Yesterday, I lunched with a group of Norwegians. I've also overheard conversations in German, Dutch, Japanese, Polish, Spanish and Portuguese (Brazilian), not to mention those I wasn't able to clearly identify.
Conference themes include such things as:
- Why the bad guys win (and not just the obvious answers!)
- How international cooperation in cybercrime is picking up and helping out
- Mechanisms for characterizing the nature of security incidents
- DNS security vulnerabilities
- Security issues with embedded OSes and critical infrastructure
- How response teams can be better prepared
- Insights into insider threats that most IT teams would not have considered
- Security concerns of the peer-to-peer world
- Responding to big attacks (like Conficker)
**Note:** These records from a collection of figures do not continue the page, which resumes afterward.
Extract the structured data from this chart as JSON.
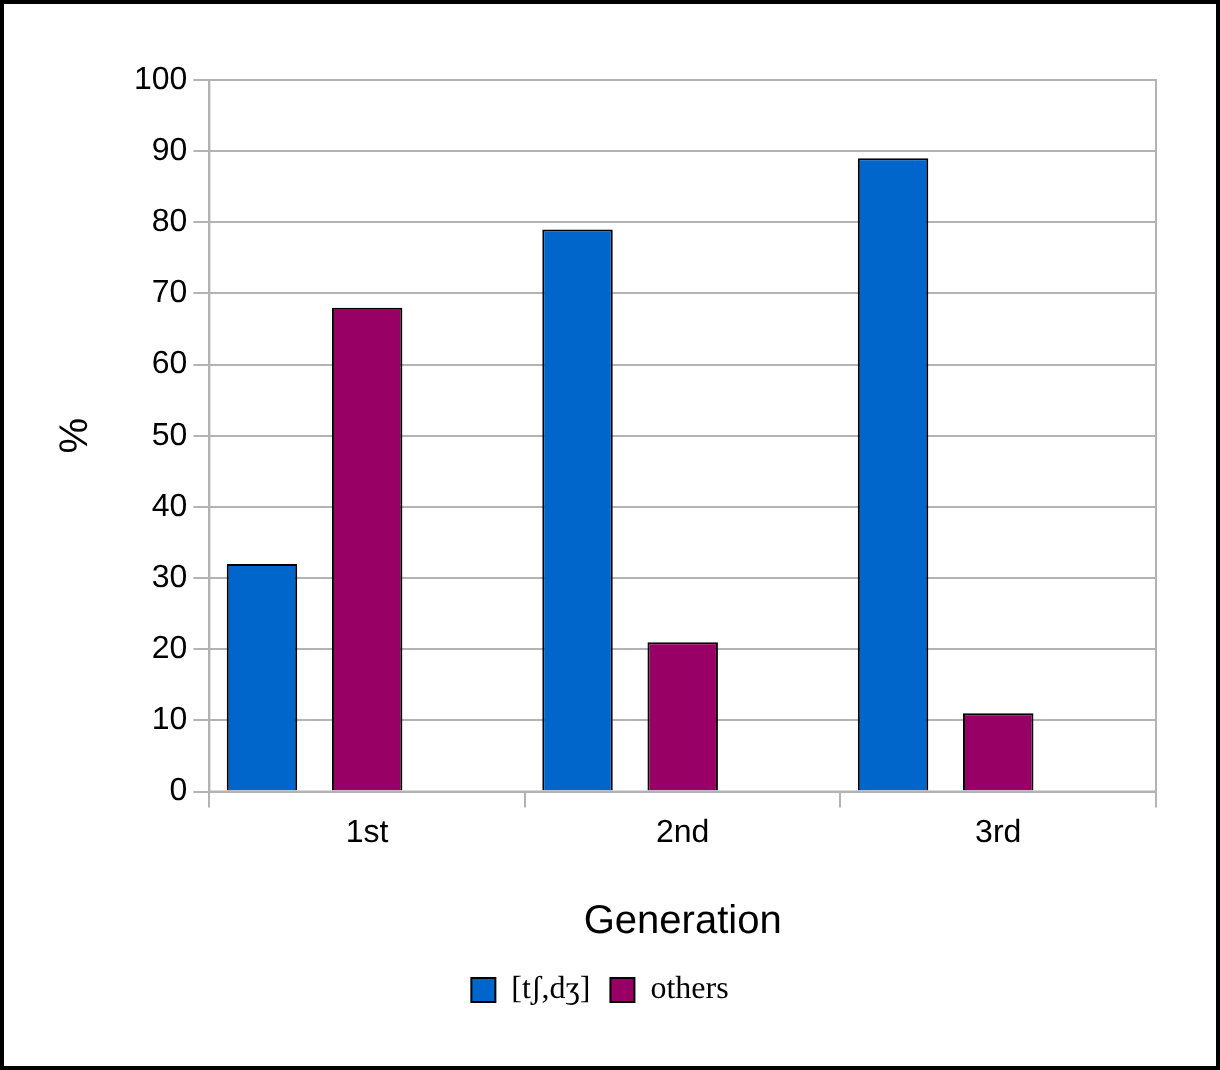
{
  "chart_data": {
    "type": "bar",
    "xlabel": "Generation",
    "ylabel": "%",
    "categories": [
      "1st",
      "2nd",
      "3rd"
    ],
    "series": [
      {
        "name": "[tʃ,dʒ]",
        "color": "#0066cc",
        "values": [
          32,
          79,
          89
        ]
      },
      {
        "name": "others",
        "color": "#990066",
        "values": [
          68,
          21,
          11
        ]
      }
    ],
    "ylim": [
      0,
      100
    ],
    "yticks": [
      0,
      10,
      20,
      30,
      40,
      50,
      60,
      70,
      80,
      90,
      100
    ],
    "grid": "y",
    "legend": "bottom"
  }
}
All this and we're only halfway through the show.
FIRST is a global non-profit currently with 214 members -- a self-selected group of very serious security people. These members, however, are generally organizations, not individuals. And each member team can have many individual members. Joining the organization both requires two sponsors and a site visit (audit) just to ensure that the potential new member organization lines up with FIRST's raison d'etre.
The vendor show floor is pretty small and most of my coworkers will be disappointed with the number and variety of giveaways that I'll be bringing back to the office. At the same time, they are a select group of companies with a serious security focus and well worth my chat time.
The attendees number in the upper 400's. I'm told 470 people registered, but several dozen don't seem to have yet arrived. The group is overwhelmingly male. In my estimation, after looking around at the crowd in several days' worth of sessions, I'd say only 1% are female. Interesting statistic, but not especially surprising.